In Brazil, a great diversity of norovirus GII.4 variants, as well as intra-genotype recombinant strains, have circulated throughout the country, following the global pattern observed in many studies [28, 29, 30]. Herein, we described the detection in Brazil of an emergent recombinant genotype that is currently circulating in many countries worldwide [15, 16, 17, 18, 19]. During the study period, we observed a change in the circulation pattern of the recombinant strains, with GII.Pe-GII.4 Sydney 2012 predominant in 2015, followed by an emergence and predominance of GII.P16-GII.4 Sydney in 2016.

The emergence and predominance of the novel recombinant GII.P16-GII.4 Sydney in 2016 in southeastern Brazil corroborates with a similar trend in the current genotype circulation observed in other countries, such as the USA, Japan, France, England and South Korea [15, 16, 17, 19, 31]. In the USA, GII.P16-GII.4 Sydney predominated in the winter of 2015–2016 and became responsible for 60% of the total norovirus AGE outbreaks during the winter of 2016–2017 (https://www.cdc.gov/norovirus/reporting/caliciNet/data-tables.html) [15].

During this study, we also detected the formerly emergent GII.P17-GII.17 in three samples analysed from 2016. This emergent virus had already been detected in Brazil in 2015 [32, 33]; however, despite a global distribution, its major impact in causing AGE outbreaks was observed mainly in Asian countries [34, 35, 36, 37].

It is noteworthy that despite GII.4 being the most prevalent genotype worldwide, limited types of polymerase recombination are described, such as GII.P1, GII.P12, GII.Pe and GII.P21 [9, 38, 39], suggesting that there is a restriction mediated by the efficiency of viral replication [38]. In turn, the GII.P16 polymerase, albeit less common, has already been detected as being associated with the GII.3 capsid genotype in Spain, Bangladesh and Italy [40, 41, 42], with GII.2 in China and Japan [43, 44], GII.13 in Italy and Nepal [42, 45] and GII.17 in South Africa [46]. In our study, GII.P16 was detected with the GII.3 capsid genotype circulating in 2015; however, it was grouped in a different cluster than our GII.P16-GII.4 Sydney strains and previous strains detected in AGE outbreaks in Southern Brazil between 2010 and 2011 [10]. Recently, GII.P16 re-emerged combined with GII.2 grouped in the same cluster as the polymerase GII.P16 of the new recombinant GII.P16-GII.4 Sydney, differing from the previous one and suggesting the importance of the current GII.P16 polymerase in norovirus circulation worldwide [18, 19, 47, 48, 49, 50, 51, 52]. The authors also described the importance of the polymerase for viral fitness and variability [19]; therefore, the newly acquired polymerase could play a role in the success of this recombinant form.
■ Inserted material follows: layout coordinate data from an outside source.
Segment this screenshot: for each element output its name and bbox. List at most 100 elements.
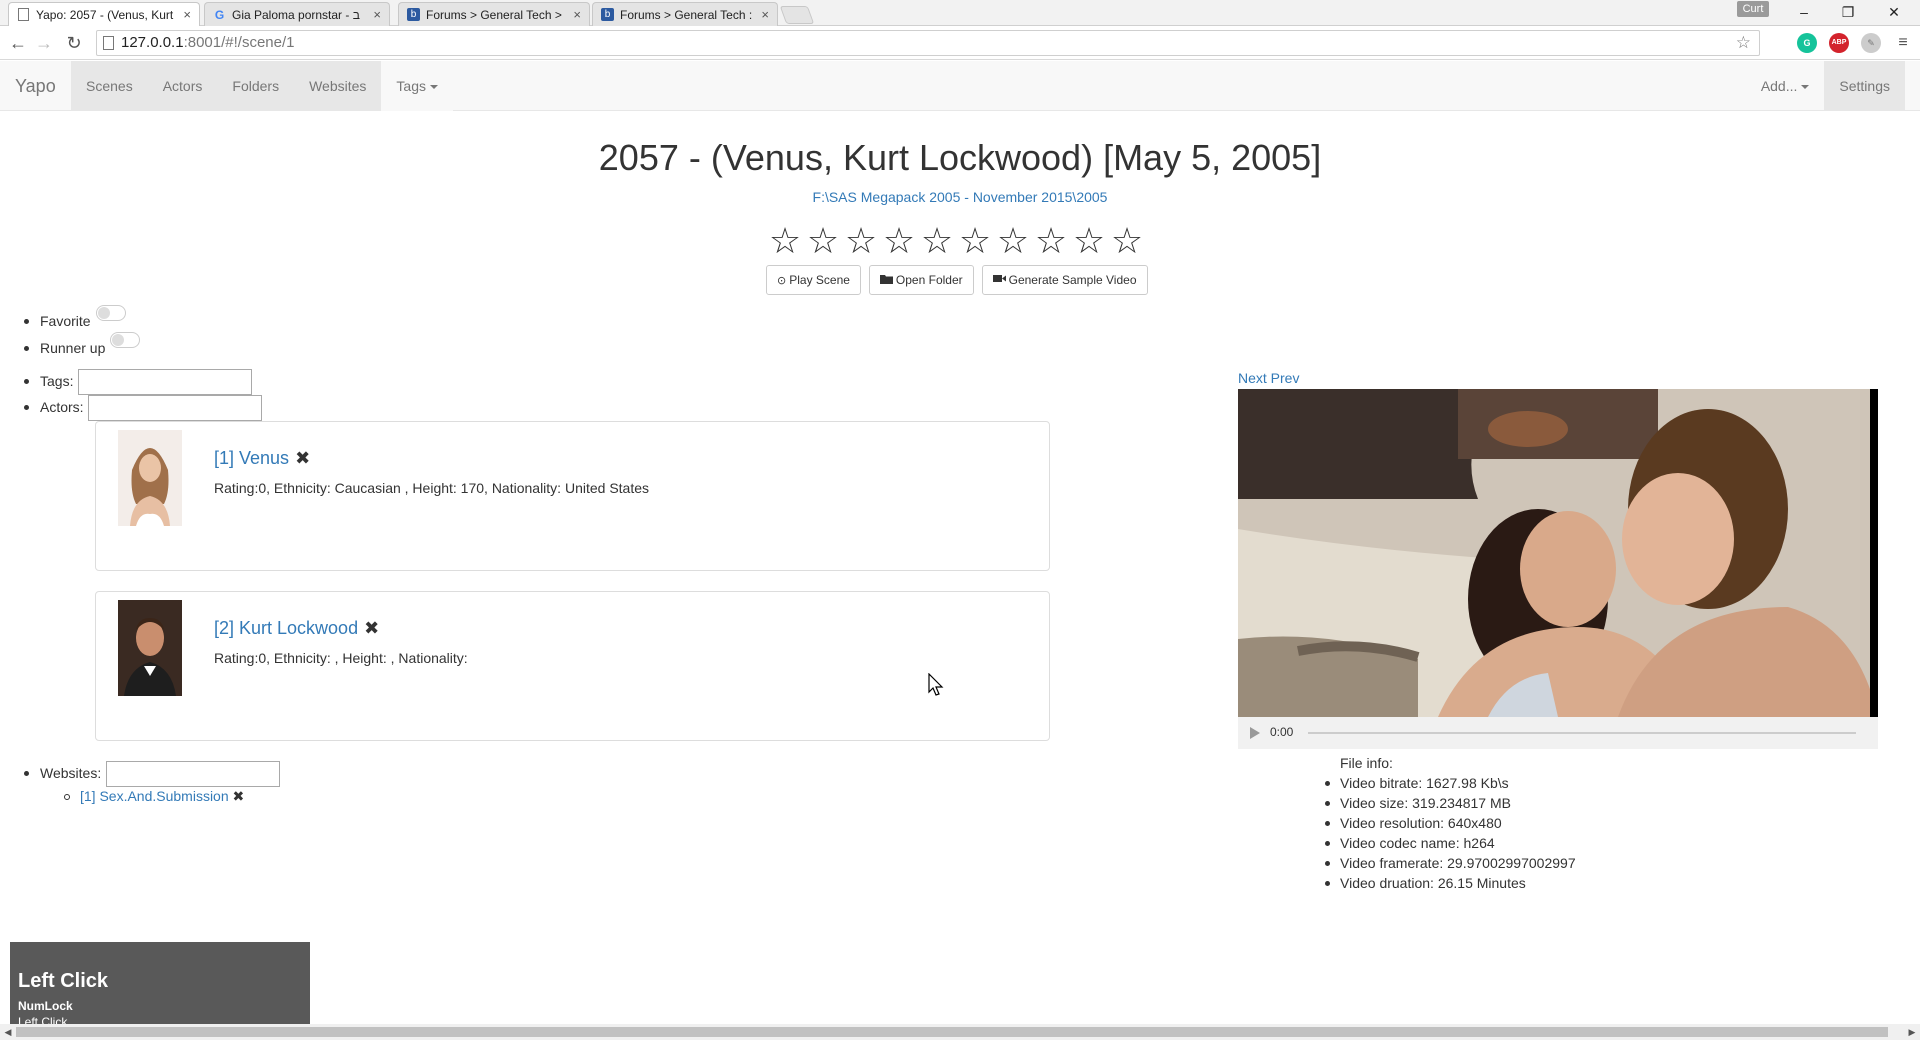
- generate-sample-button[interactable]: Generate Sample Video: [981, 265, 1148, 295]
- rating-star-1[interactable]: ☆: [766, 219, 804, 263]
- tags-input[interactable]: [78, 369, 252, 395]
- list-bullet: [1325, 781, 1330, 786]
- rating-star-4[interactable]: ☆: [880, 219, 918, 263]
- actor-name: [1] Venus: [214, 448, 290, 468]
- forum-icon: b: [407, 8, 420, 21]
- tags-label: Tags:: [40, 373, 74, 389]
- google-icon: G: [214, 7, 225, 22]
- keystroke-main: Left Click: [18, 970, 109, 992]
- video-player[interactable]: [1238, 389, 1878, 717]
- page-title: 2057 - (Venus, Kurt Lockwood) [May 5, 20…: [598, 137, 1322, 178]
- website-name: [1] Sex.And.Submission: [80, 788, 229, 804]
- actors-label: Actors:: [40, 399, 84, 415]
- browser-tab-4[interactable]: b Forums > General Tech : ×: [592, 2, 778, 26]
- nav-scenes[interactable]: Scenes: [71, 61, 148, 111]
- actor-name: [2] Kurt Lockwood: [214, 618, 359, 638]
- close-icon[interactable]: ×: [573, 7, 581, 22]
- list-bullet: [64, 794, 70, 800]
- minimize-icon[interactable]: –: [1784, 2, 1824, 22]
- favorite-toggle[interactable]: [96, 305, 126, 321]
- browser-tab-2[interactable]: G Gia Paloma pornstar - ב ×: [204, 2, 390, 26]
- list-bullet: [1325, 881, 1330, 886]
- browser-tab-1[interactable]: Yapo: 2057 - (Venus, Kurt ×: [8, 2, 200, 26]
- nav-right: Add... Settings: [1746, 61, 1905, 111]
- rating-star-3[interactable]: ☆: [842, 219, 880, 263]
- menu-icon[interactable]: ≡: [1893, 33, 1913, 53]
- browser-tab-3[interactable]: b Forums > General Tech > ×: [398, 2, 590, 26]
- actor-link[interactable]: [1] Venus ✖: [214, 448, 310, 469]
- websites-input[interactable]: [106, 761, 280, 787]
- horizontal-scrollbar[interactable]: ◀ ▶: [0, 1024, 1920, 1040]
- websites-label: Websites:: [40, 765, 102, 781]
- remove-icon[interactable]: ✖: [364, 618, 379, 638]
- browser-tabstrip: Yapo: 2057 - (Venus, Kurt × G Gia Paloma…: [0, 0, 1920, 26]
- nav-settings[interactable]: Settings: [1824, 61, 1905, 111]
- grammarly-extension-icon[interactable]: G: [1797, 33, 1817, 53]
- nav-add-label: Add...: [1760, 78, 1798, 94]
- brand-logo[interactable]: Yapo: [15, 61, 56, 111]
- actor-photo[interactable]: [118, 600, 182, 696]
- user-badge[interactable]: Curt: [1737, 1, 1769, 17]
- remove-icon[interactable]: ✖: [295, 448, 310, 468]
- nav-add-dropdown[interactable]: Add...: [1746, 61, 1825, 111]
- actor-link[interactable]: [2] Kurt Lockwood ✖: [214, 618, 379, 639]
- reload-icon[interactable]: ↻: [62, 31, 86, 55]
- nav-links: Scenes Actors Folders Websites Tags: [71, 61, 453, 111]
- page-icon: [103, 36, 114, 50]
- play-scene-button[interactable]: ⊙ Play Scene: [766, 265, 861, 295]
- rating-star-9[interactable]: ☆: [1070, 219, 1108, 263]
- forum-icon: b: [601, 8, 614, 21]
- keystroke-modifier: NumLock: [18, 999, 73, 1013]
- play-icon[interactable]: [1250, 727, 1260, 739]
- rating-star-2[interactable]: ☆: [804, 219, 842, 263]
- close-icon[interactable]: ×: [373, 7, 381, 22]
- video-progress-bar[interactable]: [1308, 732, 1856, 734]
- actors-input[interactable]: [88, 395, 262, 421]
- nav-tags-dropdown[interactable]: Tags: [381, 61, 453, 111]
- back-icon[interactable]: ←: [6, 31, 30, 55]
- close-icon[interactable]: ×: [183, 7, 191, 22]
- new-tab-button[interactable]: [779, 6, 815, 24]
- scroll-right-icon[interactable]: ▶: [1904, 1024, 1920, 1040]
- address-bar[interactable]: 127.0.0.1:8001/#!/scene/1 ☆: [96, 30, 1760, 56]
- nav-websites[interactable]: Websites: [294, 61, 381, 111]
- file-info-item: Video resolution: 640x480: [1340, 815, 1502, 831]
- file-info-item: Video codec name: h264: [1340, 835, 1495, 851]
- folder-icon: [879, 274, 893, 287]
- runner-up-label: Runner up: [40, 340, 106, 356]
- rating-star-6[interactable]: ☆: [956, 219, 994, 263]
- browser-toolbar: ← → ↻ 127.0.0.1:8001/#!/scene/1 ☆: [0, 26, 1920, 60]
- nav-folders[interactable]: Folders: [217, 61, 294, 111]
- list-bullet: [24, 405, 29, 410]
- actor-card: [2] Kurt Lockwood ✖ Rating:0, Ethnicity: …: [95, 591, 1050, 741]
- list-bullet: [24, 771, 29, 776]
- play-scene-label: Play Scene: [789, 273, 850, 287]
- website-link[interactable]: [1] Sex.And.Submission ✖: [80, 788, 244, 805]
- extension-icon[interactable]: ✎: [1861, 33, 1881, 53]
- video-controls: 0:00: [1238, 717, 1878, 749]
- scrollbar-thumb[interactable]: [16, 1027, 1888, 1037]
- runner-up-toggle[interactable]: [110, 332, 140, 348]
- list-bullet: [24, 379, 29, 384]
- rating-star-8[interactable]: ☆: [1032, 219, 1070, 263]
- scene-path-link[interactable]: F:\SAS Megapack 2005 - November 2015\200…: [0, 189, 1920, 205]
- forward-icon[interactable]: →: [32, 31, 56, 55]
- scene-actions: ⊙ Play Scene Open Folder Generate Sample …: [766, 265, 1148, 295]
- close-window-icon[interactable]: ✕: [1874, 2, 1914, 22]
- chevron-down-icon: [429, 85, 438, 90]
- restore-icon[interactable]: ❐: [1828, 2, 1868, 22]
- actor-photo[interactable]: [118, 430, 182, 526]
- rating-star-5[interactable]: ☆: [918, 219, 956, 263]
- scroll-left-icon[interactable]: ◀: [0, 1024, 16, 1040]
- video-nav[interactable]: Next Prev: [1238, 370, 1299, 386]
- open-folder-button[interactable]: Open Folder: [868, 265, 974, 295]
- adblock-extension-icon[interactable]: ABP: [1829, 33, 1849, 53]
- bookmark-star-icon[interactable]: ☆: [1736, 31, 1751, 55]
- close-icon[interactable]: ×: [761, 7, 769, 22]
- rating-star-10[interactable]: ☆: [1108, 219, 1146, 263]
- list-bullet: [24, 346, 29, 351]
- remove-icon[interactable]: ✖: [233, 788, 245, 804]
- list-bullet: [1325, 861, 1330, 866]
- rating-star-7[interactable]: ☆: [994, 219, 1032, 263]
- nav-actors[interactable]: Actors: [148, 61, 218, 111]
Although aa changes in major epitopes are important to norovirus evolution, especially epitopes A and D, which played a role in the emergence of the last variant GII.4 Sydney 2012 [53], the three strains analysed in our study showed no aa changes in any of these sites compared with the GII.4 Sydney 2012 reference strain (JX459907), or with GII.P16-GII.4 strains detected in Japan and the USA (Fig 2). Similar results were obtained by Ruis et al. (2017), who reported no amino acid substitutions in the capsid of GII.P16 strains isolated in England between 2015 and 2016, indicating the inability of this new recombinant strain to escape immunity against the old GII.Pe-GII.4 Sydney 2012.

In conclusion, we described the newly emergent GII.P16-GII.4 Sydney strain circulating along the southeastern coast of Brazil and becoming the predominant strain among samples from this region analysed in 2016, having replaced the formerly emergent genotype GII.Pe-GII.4 Sydney. The epidemiological impact of this emergent recombinant strain is still unknown; however, it has already been detected circulating in several countries, suggesting a potential worldwide distribution.

The genetic novelty of the new recombinant strains could reside in the acquisition of a more efficient polymerase [19, 52]. The sequencing of both polymerase and capsid genes is a valuable tool for a proper understanding of norovirus epidemiology and evolution. Concerning this new variant, future studies are needed to investigate how long this recombinant will remain circulating and whether new forms of GII.P16 recombination will emerge.